Com a nova decisão, Ronnie Lessa teve a pena ampliada de 78 anos e nove meses para 81 anos e dez meses de prisão. Já Élcio Queiroz passou de 59 anos e oito meses para 76 anos e seis meses de reclusão. Os dois foram condenados pela participação na execução do atentado ocorrido em 14 de março de 2018, na região central do Rio de Janeiro.
Ao analisar o recurso, os desembargadores entenderam que a sentença original não considerou de forma adequada circunstâncias que aumentam a gravidade dos crimes. Entre os fatores reconhecidos estão a repercussão internacional do caso, o elevado grau de planejamento da ação criminosa, a execução dos homicídios com diversos disparos em via pública e o risco imposto a outras pessoas que circulavam pelo local no momento do ataque.
Outro aspecto considerado pela Corte foi a tentativa de homicídio contra a assessora Fernanda Chaves, única sobrevivente do atentado. Segundo o entendimento acolhido pelo tribunal, a redução aplicada anteriormente à pena pela tentativa não refletia a proximidade da consumação do crime. Durante a emboscada, Fernanda escapou dos disparos ao se abaixar dentro do veículo, enquanto o corpo de Marielle Franco acabou funcionando como anteparo para parte dos tiros.
A decisão também levou em conta o uso de um veículo clonado durante a execução do crime, circunstância relacionada ao delito de receptação e considerada elemento que demonstra o nível de organização empregado pelos autores para dificultar a identificação e a investigação policial.

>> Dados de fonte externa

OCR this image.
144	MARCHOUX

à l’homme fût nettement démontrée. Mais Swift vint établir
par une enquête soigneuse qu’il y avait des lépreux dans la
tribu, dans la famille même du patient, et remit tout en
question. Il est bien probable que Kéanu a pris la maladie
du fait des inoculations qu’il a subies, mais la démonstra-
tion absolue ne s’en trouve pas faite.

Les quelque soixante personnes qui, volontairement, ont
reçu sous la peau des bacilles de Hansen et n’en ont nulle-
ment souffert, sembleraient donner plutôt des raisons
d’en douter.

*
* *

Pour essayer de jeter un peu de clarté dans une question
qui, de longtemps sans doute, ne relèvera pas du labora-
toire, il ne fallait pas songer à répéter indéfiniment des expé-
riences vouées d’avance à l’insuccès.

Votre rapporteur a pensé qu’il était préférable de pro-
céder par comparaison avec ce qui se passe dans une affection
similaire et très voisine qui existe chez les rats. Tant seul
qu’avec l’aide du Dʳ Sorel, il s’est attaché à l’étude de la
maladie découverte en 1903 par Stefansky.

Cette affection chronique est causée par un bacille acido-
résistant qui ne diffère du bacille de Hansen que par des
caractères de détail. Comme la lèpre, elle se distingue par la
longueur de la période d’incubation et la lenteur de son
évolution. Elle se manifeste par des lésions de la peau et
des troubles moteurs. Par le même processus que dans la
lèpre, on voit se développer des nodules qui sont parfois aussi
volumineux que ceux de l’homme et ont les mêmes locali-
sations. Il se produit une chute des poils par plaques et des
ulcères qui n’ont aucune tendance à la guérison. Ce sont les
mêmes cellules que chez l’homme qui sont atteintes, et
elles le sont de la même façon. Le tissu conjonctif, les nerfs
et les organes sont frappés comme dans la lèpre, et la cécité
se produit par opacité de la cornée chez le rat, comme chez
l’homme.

O assassinato de Marielle Franco e Anderson Gomes tornou-se um dos casos de maior repercussão da história recente do país, mobilizando autoridades brasileiras, organismos internacionais e entidades de defesa dos direitos humanos. A parlamentar, eleita vereadora do Rio de Janeiro em 2016, era reconhecida pela atuação em defesa dos direitos humanos, das mulheres, da população negra, das comunidades periféricas e da segurança pública baseada na proteção da cidadania.
As investigações resultaram na condenação de Ronnie Lessa, apontado como autor dos disparos, e de Élcio Queiroz, identificado como motorista do veículo utilizado na emboscada. O caso continua tendo desdobramentos na Justiça em relação aos mandantes e à estrutura criminosa que teria planejado o atentado.
O aumento das penas reforça o entendimento da Justiça de que a gravidade dos crimes, o planejamento da execução e os impactos produzidos para a sociedade devem ser considerados na responsabilização dos condenados, consolidando mais um capítulo de um dos processos criminais mais emblemáticos do Brasil.